Bu sezon aslında bir sürpriz de oldu… Şahan Gökbakar’ın gişe rekorları kıran Recep İvedik’inden sonra yeni karakteri “Kayhan” pek de rağbet görmedi. Seyirci “Recep İvedik” e gösterdiği ilgiyi “Kayhan”a göstermedi…

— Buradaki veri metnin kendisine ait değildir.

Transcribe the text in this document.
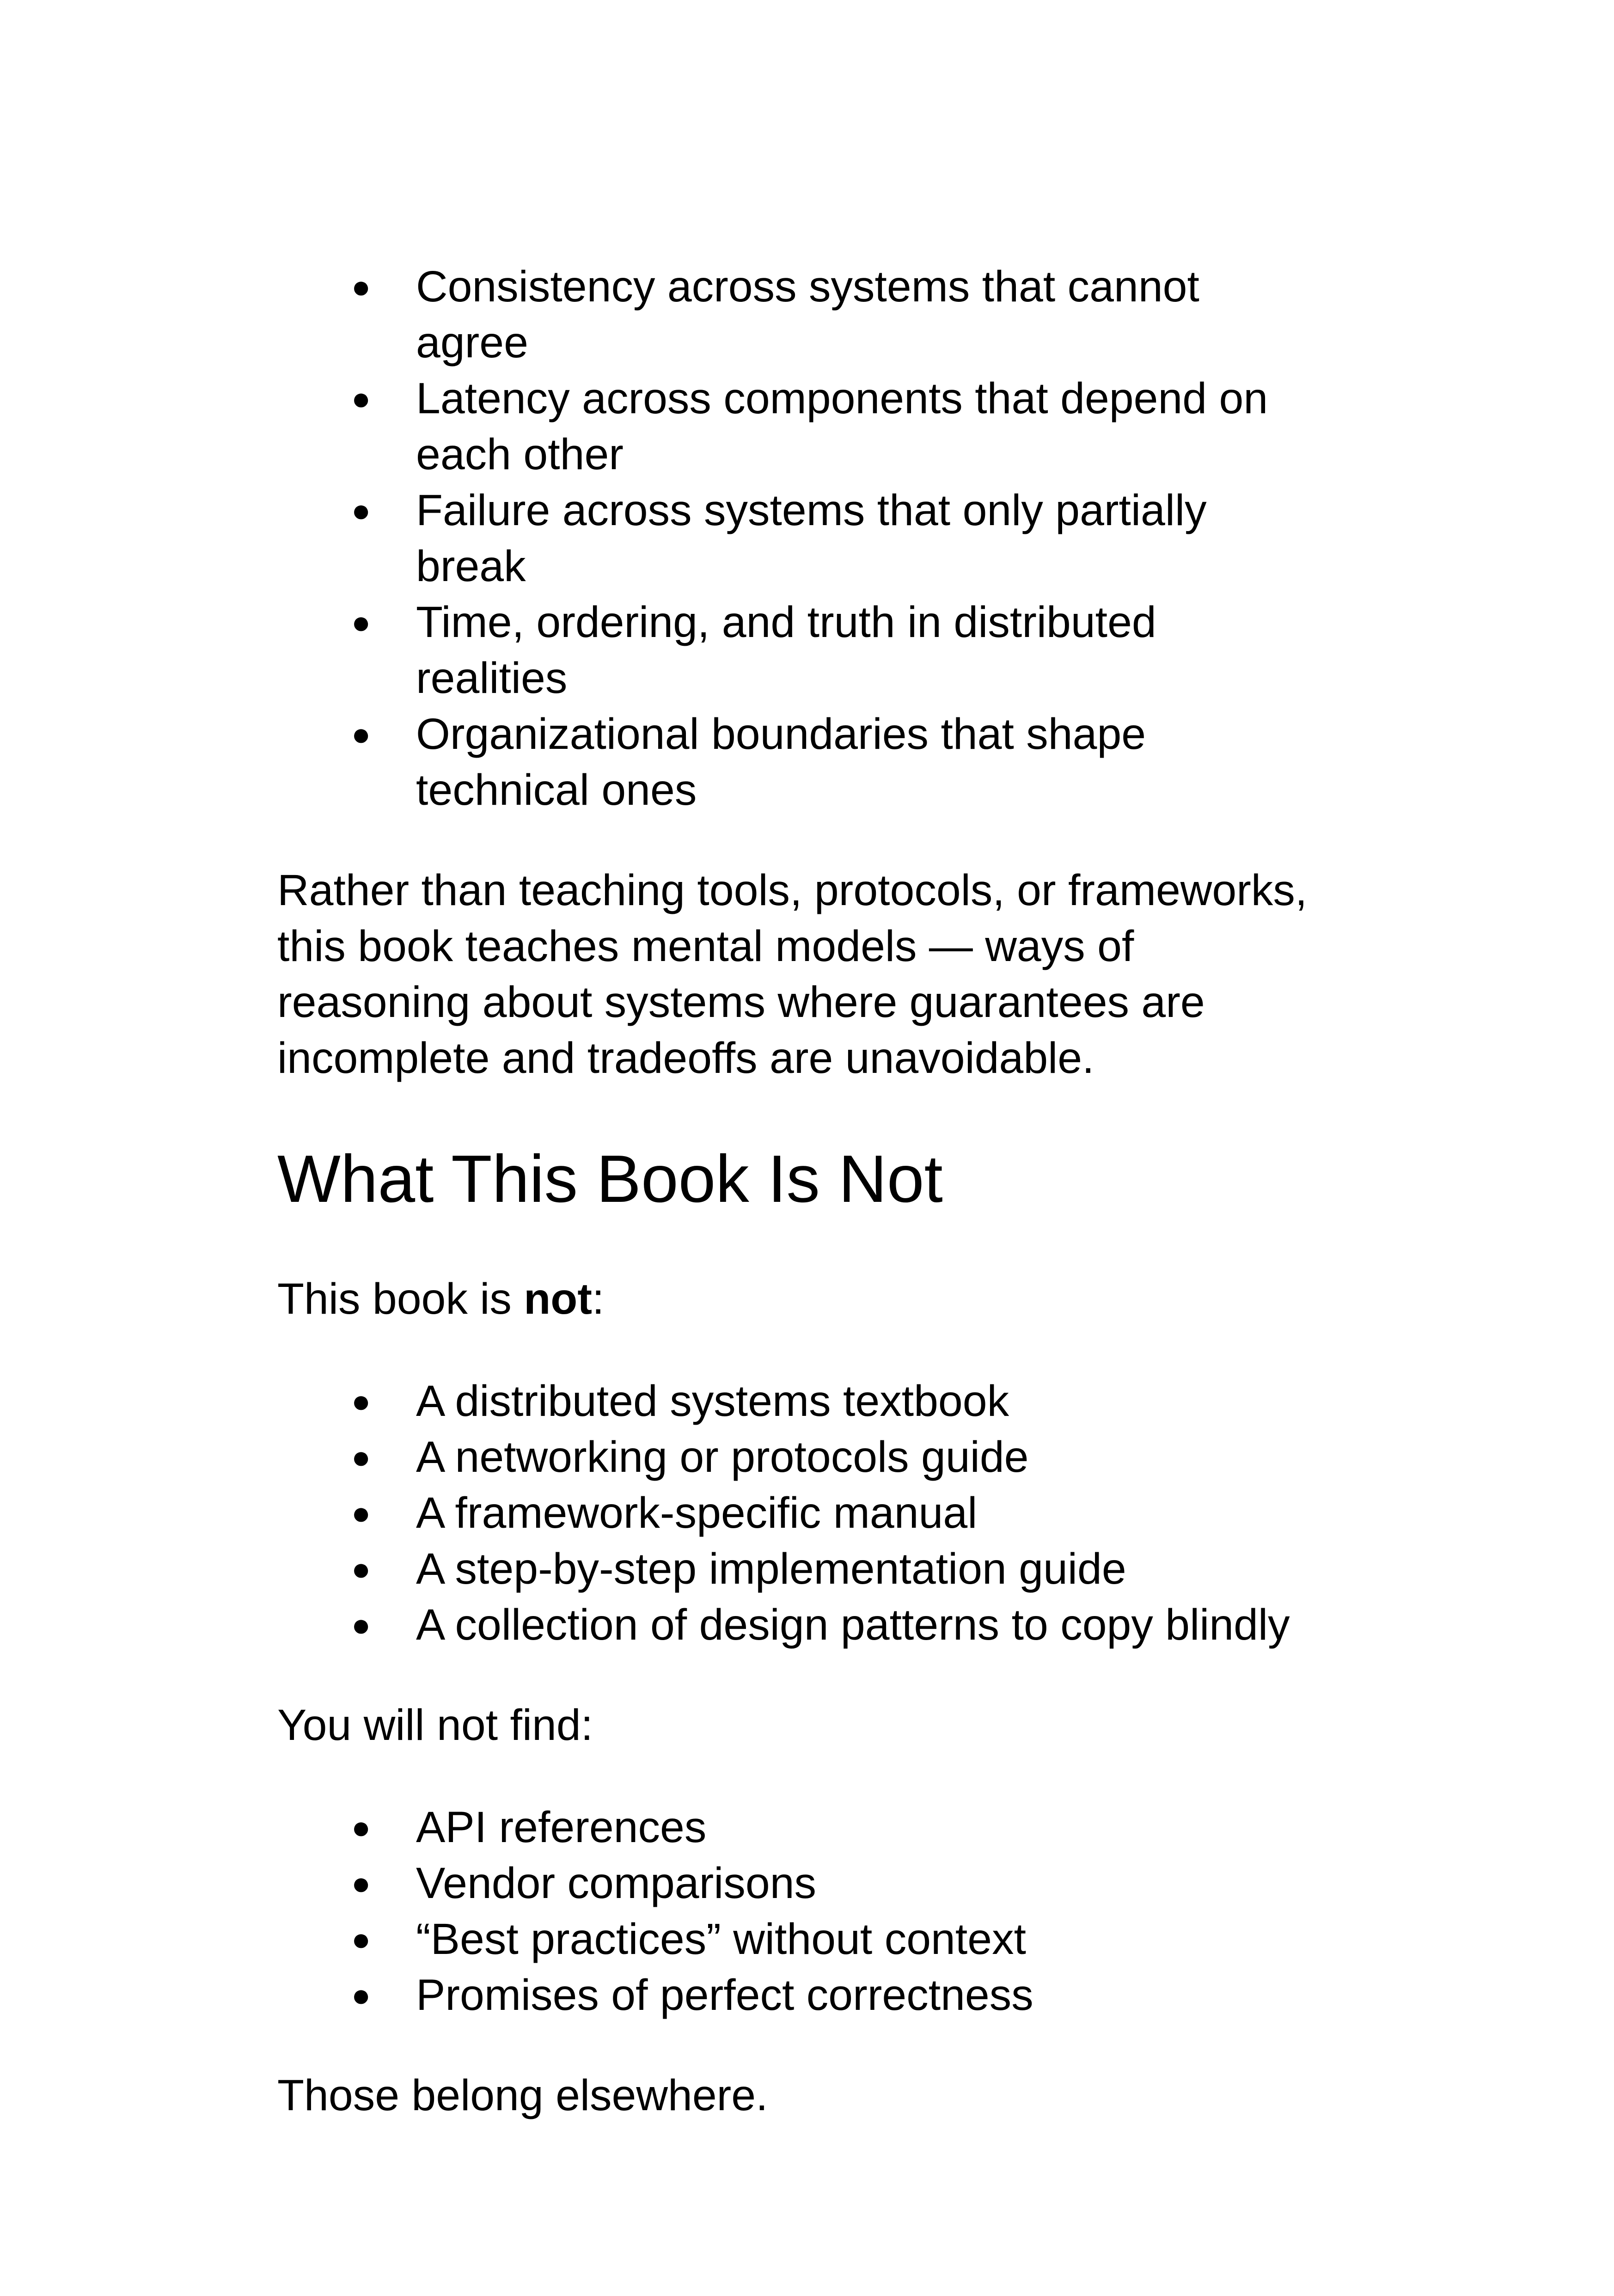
● Consistency across systems that cannot agree
● Latency across components that depend on each other
● Failure across systems that only partially break
● Time, ordering, and truth in distributed realities
● Organizational boundaries that shape technical ones

Rather than teaching tools, protocols, or frameworks, this book teaches mental models — ways of reasoning about systems where guarantees are incomplete and tradeoffs are unavoidable.

What This Book Is Not

This book is not:

● A distributed systems textbook
● A networking or protocols guide
● A framework-specific manual
● A step-by-step implementation guide
● A collection of design patterns to copy blindly

You will not find:

● API references
● Vendor comparisons
● “Best practices” without context
● Promises of perfect correctness

Those belong elsewhere.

A.K: O da sıkışmışlığın bir göstergesi. Şahan Gökbakar bana göre çok başarılı bir komedyen. Seyirci Şahan’ı sadece Recep İvedik olarak görmek istiyor. Şahan Gökbakar da denemek istiyor. Hakkı da… denediği zaman da seyirci o şansı vermiyor. Aslında şans vermesi lazım. Adam belki başka yetenekleri var ve onları ön plana çıkarmak istiyor… Seyirci biraz şans versin yani. Bir komedyene sadece bir karakterin yapışması da çok iyi bir şey değil. Rakamlara bakıldığında belli ki sinemaya gidilmemiş bile. Önce sinemaya git, ondan sonra şans verme.
Ö.B: Şahan’ın bu sıkışmışlıktan kurtulma çabasını ben de takdir ettim. Ancak Şahan bize oranla çok daha olanakları olan bir sinemacı. Oturup 2 sene sadece bu filme çalışabilirdi. Daha özenli bir şey yapabilirdi.
Dijitale olan bakış açınız nasıl? Blutv,puhutv ve Netflix gibi platformlarda çok özgün işler üretilmeye başladı… Örneğin Netflix’teki Stranger Things çok sevildi ve kısa sürede büyük kitleler tarafından takip edilen bir dizi haline geldi. Stranger Things gibi daha fantastik korku türünde işler yapılamaz mı Türkiye’de?
Ö.B: Şu an bir tane tasarladık, kast aşaması yeni bitti. Şu anda masada.
Farklı bir korku filmiyle tanıştıracaksınız yani bizi?
Ö.B: Yani orada istersek bilim kurguya bile kaçabiliriz. Çünkü biraz daha özgür bir alan. Bilet satma riskimiz olmadığı için biraz daha şımarabildiğimiz bir alan oldu.
Yine beraber yazdınız değil mi?
Ö.B: Evet yine birlikte tasarladığımız bir proje. Dolayısıyla blutv’nin ve puhutv’nin yaptığı Türkiye ayağında dijitale dönen seyirciye yaptığı bir katkıdır. Birkaç tane güzel iş çıktı. Devamı da gelecek. Yavaş yavaş televizyon seyircisinin öleceğine inanıyorum açıkçası.
Dijitalin televizyonu tehdit ettiğini düşünüyorsunuz yani?
Ö.B: Dünya bunun önüne geçemiyor ki Türkiye nasıl geçsin… Evde televizyon olarak Youtube’u kullanıyorum ben artık.
2017’de ve 2018’in ilk yarısında en çok hangi filmlerden etkilendiniz?
A.K: Get Out’u (Kapan) çok beğendim. Yerli filmlerden Aile Arasında çok güzeldi. Arif V 2016’yı da izledim ama Aile Arasında daha sıcak bir işti.
Ö.B: Three Billboards, Lion ve Get Out… Türk filmlerinden ben de Aile Arasında’yı çok beğendim.